Perikles was trots op Athene. Toen in een oorlog tegen de stadstaat Sparta Atheense burgers waren gesneuveld, hield Perikles een redevoering. Hij wilde uitleggen dat ze niet voor niets waren gestorven:
‘Onze staat wordt een democratie genoemd omdat de macht niet in handen is van een minderheid, maar van het hele volk. Iedereen is bij ons gelijk voor de wet. Bij ons krijgt iemand geen politieke rol omdat hij bij een voorname familie hoort, maar omdat hij de juiste bekwaamheden heeft. Niemand wordt door armoede buiten de politiek gehouden.’

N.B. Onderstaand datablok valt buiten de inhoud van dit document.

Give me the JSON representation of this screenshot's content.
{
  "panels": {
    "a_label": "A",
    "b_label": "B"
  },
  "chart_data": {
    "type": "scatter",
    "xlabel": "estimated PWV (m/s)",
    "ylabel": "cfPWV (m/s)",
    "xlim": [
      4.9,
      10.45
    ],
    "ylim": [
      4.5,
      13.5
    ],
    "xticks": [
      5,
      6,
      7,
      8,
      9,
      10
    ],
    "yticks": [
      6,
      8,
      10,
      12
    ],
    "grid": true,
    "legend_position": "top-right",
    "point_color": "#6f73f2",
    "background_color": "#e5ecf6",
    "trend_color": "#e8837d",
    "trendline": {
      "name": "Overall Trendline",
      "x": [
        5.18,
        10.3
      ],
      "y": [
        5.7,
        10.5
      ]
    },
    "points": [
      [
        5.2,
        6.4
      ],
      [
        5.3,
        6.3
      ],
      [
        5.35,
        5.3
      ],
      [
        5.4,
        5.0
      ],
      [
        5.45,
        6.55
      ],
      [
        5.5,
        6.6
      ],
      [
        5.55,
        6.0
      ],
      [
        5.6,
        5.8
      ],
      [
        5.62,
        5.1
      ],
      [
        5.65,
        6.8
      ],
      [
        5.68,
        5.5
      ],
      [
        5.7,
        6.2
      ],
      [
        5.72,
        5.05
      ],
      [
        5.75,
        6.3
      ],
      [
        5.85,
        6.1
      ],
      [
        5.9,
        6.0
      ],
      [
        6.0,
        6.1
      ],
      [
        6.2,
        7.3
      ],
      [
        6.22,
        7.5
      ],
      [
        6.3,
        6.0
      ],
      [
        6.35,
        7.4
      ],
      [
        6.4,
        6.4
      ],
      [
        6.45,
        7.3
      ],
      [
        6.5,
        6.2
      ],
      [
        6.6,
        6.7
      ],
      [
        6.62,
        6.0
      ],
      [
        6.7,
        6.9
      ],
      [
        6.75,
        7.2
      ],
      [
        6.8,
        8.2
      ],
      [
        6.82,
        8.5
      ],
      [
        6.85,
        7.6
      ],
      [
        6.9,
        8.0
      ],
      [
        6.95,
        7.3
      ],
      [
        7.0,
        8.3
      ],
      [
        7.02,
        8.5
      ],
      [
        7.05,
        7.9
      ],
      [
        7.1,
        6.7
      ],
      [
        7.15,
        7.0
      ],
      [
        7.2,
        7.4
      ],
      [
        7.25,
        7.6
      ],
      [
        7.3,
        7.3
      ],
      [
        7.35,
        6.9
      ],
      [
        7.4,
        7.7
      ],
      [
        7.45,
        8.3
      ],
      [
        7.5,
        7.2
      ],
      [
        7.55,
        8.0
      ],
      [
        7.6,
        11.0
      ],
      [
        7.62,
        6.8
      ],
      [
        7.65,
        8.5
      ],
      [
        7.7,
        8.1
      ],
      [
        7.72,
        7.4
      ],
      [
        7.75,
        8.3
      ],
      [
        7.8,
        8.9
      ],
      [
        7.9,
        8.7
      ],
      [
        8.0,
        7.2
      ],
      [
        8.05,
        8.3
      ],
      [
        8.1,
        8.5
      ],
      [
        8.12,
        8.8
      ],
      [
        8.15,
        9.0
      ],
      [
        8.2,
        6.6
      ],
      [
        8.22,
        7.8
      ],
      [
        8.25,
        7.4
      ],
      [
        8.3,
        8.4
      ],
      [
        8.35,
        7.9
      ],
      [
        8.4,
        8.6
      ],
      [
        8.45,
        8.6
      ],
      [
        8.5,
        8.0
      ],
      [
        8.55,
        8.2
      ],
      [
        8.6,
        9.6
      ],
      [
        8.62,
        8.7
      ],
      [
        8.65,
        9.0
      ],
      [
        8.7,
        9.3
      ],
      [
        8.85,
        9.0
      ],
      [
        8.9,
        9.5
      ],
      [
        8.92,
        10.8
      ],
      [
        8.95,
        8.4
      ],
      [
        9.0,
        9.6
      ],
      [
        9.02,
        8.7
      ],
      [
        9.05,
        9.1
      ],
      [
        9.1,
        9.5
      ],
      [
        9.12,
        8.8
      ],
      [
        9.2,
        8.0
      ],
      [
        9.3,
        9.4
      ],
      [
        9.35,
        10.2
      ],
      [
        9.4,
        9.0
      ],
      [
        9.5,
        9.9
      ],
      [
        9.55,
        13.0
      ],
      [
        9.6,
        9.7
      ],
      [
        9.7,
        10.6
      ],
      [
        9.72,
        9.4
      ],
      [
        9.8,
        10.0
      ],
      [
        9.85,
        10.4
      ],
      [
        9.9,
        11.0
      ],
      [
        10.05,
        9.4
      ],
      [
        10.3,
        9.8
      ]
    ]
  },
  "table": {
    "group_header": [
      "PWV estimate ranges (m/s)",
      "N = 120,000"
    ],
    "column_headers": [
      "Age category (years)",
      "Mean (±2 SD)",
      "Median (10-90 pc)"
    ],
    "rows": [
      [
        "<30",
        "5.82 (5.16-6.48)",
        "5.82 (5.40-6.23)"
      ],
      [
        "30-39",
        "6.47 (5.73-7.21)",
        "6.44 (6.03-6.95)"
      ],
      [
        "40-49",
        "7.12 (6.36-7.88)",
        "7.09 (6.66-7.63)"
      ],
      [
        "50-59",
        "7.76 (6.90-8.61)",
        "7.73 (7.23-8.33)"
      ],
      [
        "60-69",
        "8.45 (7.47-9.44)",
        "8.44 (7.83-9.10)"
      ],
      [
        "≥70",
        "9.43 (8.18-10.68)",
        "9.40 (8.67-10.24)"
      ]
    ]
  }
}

Toch konden niet echt alle Atheners meedoen. Slaven, mensen die niet in Athene geboren waren en vrouwen hadden geen burgerrecht. Zij beslisten dus ook niet mee over de politiek. In 146 v.C. werden de Griekse stadstaten veroverd door de Romeinen. Daarmee kwam een eind aan hun onafhankelijkheid. Het Griekse gebied werd een provincie van het Romeinse Rijk.
C — Politiek bij de Romeinen
Omstreeks 750 v.C. werd Rome in Italië gesticht als stadstaat. Er regeerde een koning, dus het was een monarchie. Totdat omstreeks 500 v.C. de koning werd afgezet. Aanzienlijke Romeinen namen de macht over. Zij noemden zich senatoren (dat betekent ‘oudsten’). Er was ook een volksvergadering, maar die had niet veel te zeggen. Rome was meer een aristocratie dan een democratie.
Vanaf 500 v.C. noemden de Romeinen hun staat republiek. Dat betekent: ‘iets van iedereen’. De staat was niet van de goden of van een koning, maar van de burgers. Maar de senatoren waren er de baas.
Romeinse burgers konden wél rekenen op een eerlijke rechtspraak. De wetten van Hammoerabi waren al een grote vooruitgang geweest. Rechters konden niet meer willekeurig oordelen, maar moesten de wet toepassen. De Romeinen hadden nog veel betere wetboeken.